RESONANCE AND TRANSMISSION: FROM ONE VOICE TO ANOTHER
If I Can’t Dance I Don’t Want To Be Part Of Your Revolution

Resonance and Transmission: from one voice to another
Curated and presented by If I Can’t Dance I Don’t Want To Be Part Of Your Revolution

SUMMARY
A new generation of feminist thinkers and contemporary artists will come together during a day of reflection on the voice and its relationship with the speaker and the receiver, including the transformation that occurs during its re-articulation by someone else.

INTRODUCTION
“{S}peakers are not political because of what they say, but because they say it to others who share an interactive space of reciprocal exposure”– Adriana Cavarero, For More Than One Voice: Towards a Philosophy of Vocal Expression.

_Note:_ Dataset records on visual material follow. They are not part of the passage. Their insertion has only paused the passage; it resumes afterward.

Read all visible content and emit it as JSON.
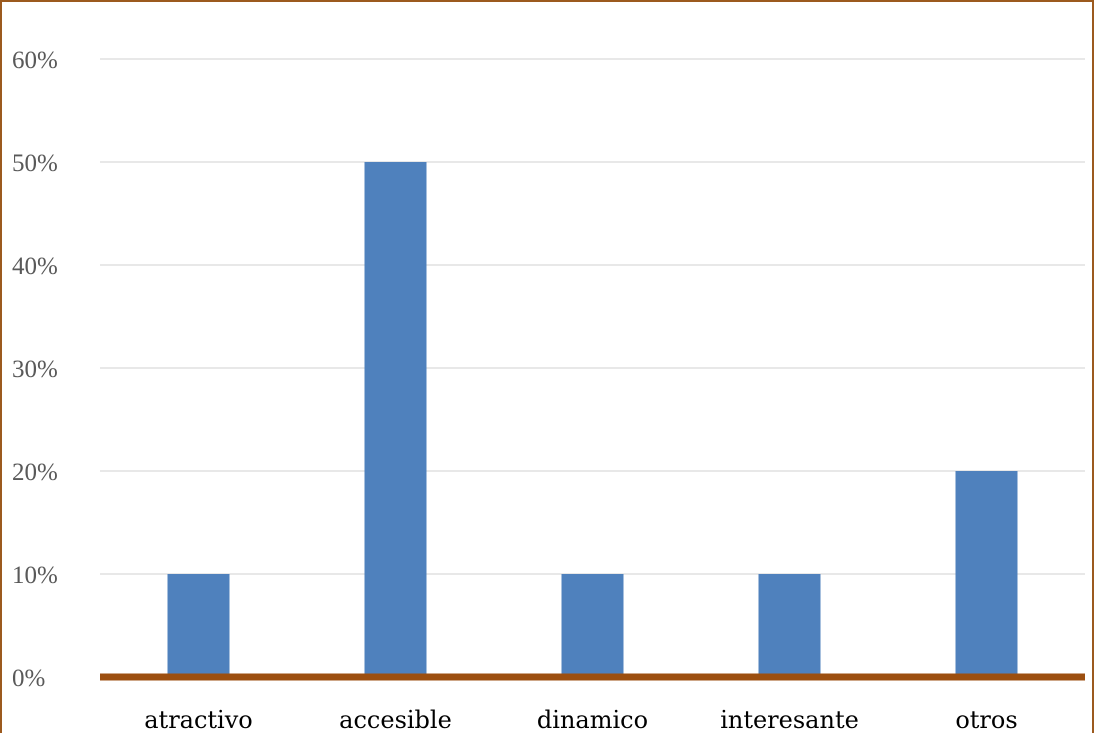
{
  "chart_data": {
    "type": "bar",
    "categories": [
      "atractivo",
      "accesible",
      "dinamico",
      "interesante",
      "otros"
    ],
    "values": [
      10,
      50,
      10,
      10,
      20
    ],
    "ylim": [
      0,
      60
    ],
    "yticks": [
      0,
      10,
      20,
      30,
      40,
      50,
      60
    ],
    "ytick_labels": [
      "0%",
      "10%",
      "20%",
      "30%",
      "40%",
      "50%",
      "60%"
    ],
    "title": "",
    "xlabel": "",
    "ylabel": "",
    "grid": true,
    "legend": "none",
    "colors": {
      "bar": "#4f81bd",
      "axis": "#9c4f10",
      "grid": "#d9d9d9",
      "frame": "#9c5a1e"
    }
  }
}
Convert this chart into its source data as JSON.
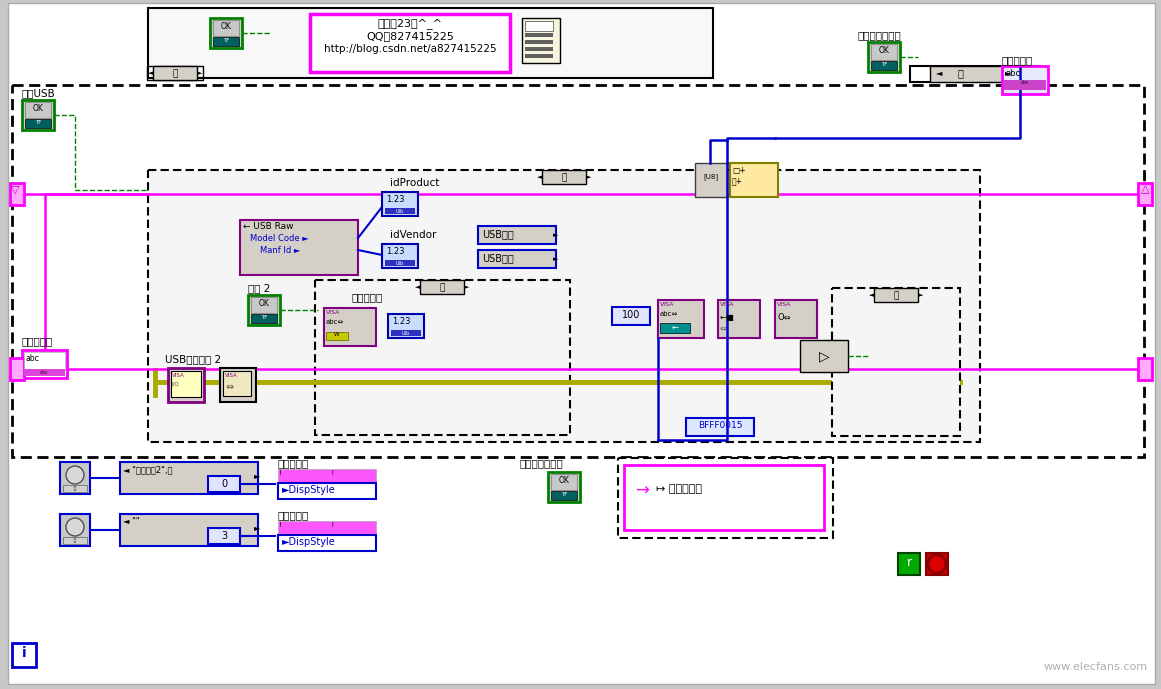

Each voice has a “uniqueness”– an idea proposed by the Italian philosopher and feminist thinker Adriana Cavarero. It is a quality that is found in its particular timbre, and in its interaction with the language it shapes. But how do voices resonate not only in their sound, but also over time? How are they transmitted from one body to another? And how can and do we speak for some-one else?

Resonance and Transmission: from one voice to another considers the voice and its relationship with the speaker and the receiver, including the transformation that occurs during its re-articulation by someone else. Bringing together a new generation of feminist thinkers and contemporary artists, the symposium will consider the intersections between history, politics and the act of speech.

With contributions by Frederique Bergholtz, Federica Bueti, Susan Gibb, Sharon Hayes, Alex Martinis Roe, Wendelien van Oldenborgh, Francesco Ventrella and Camilla Wills.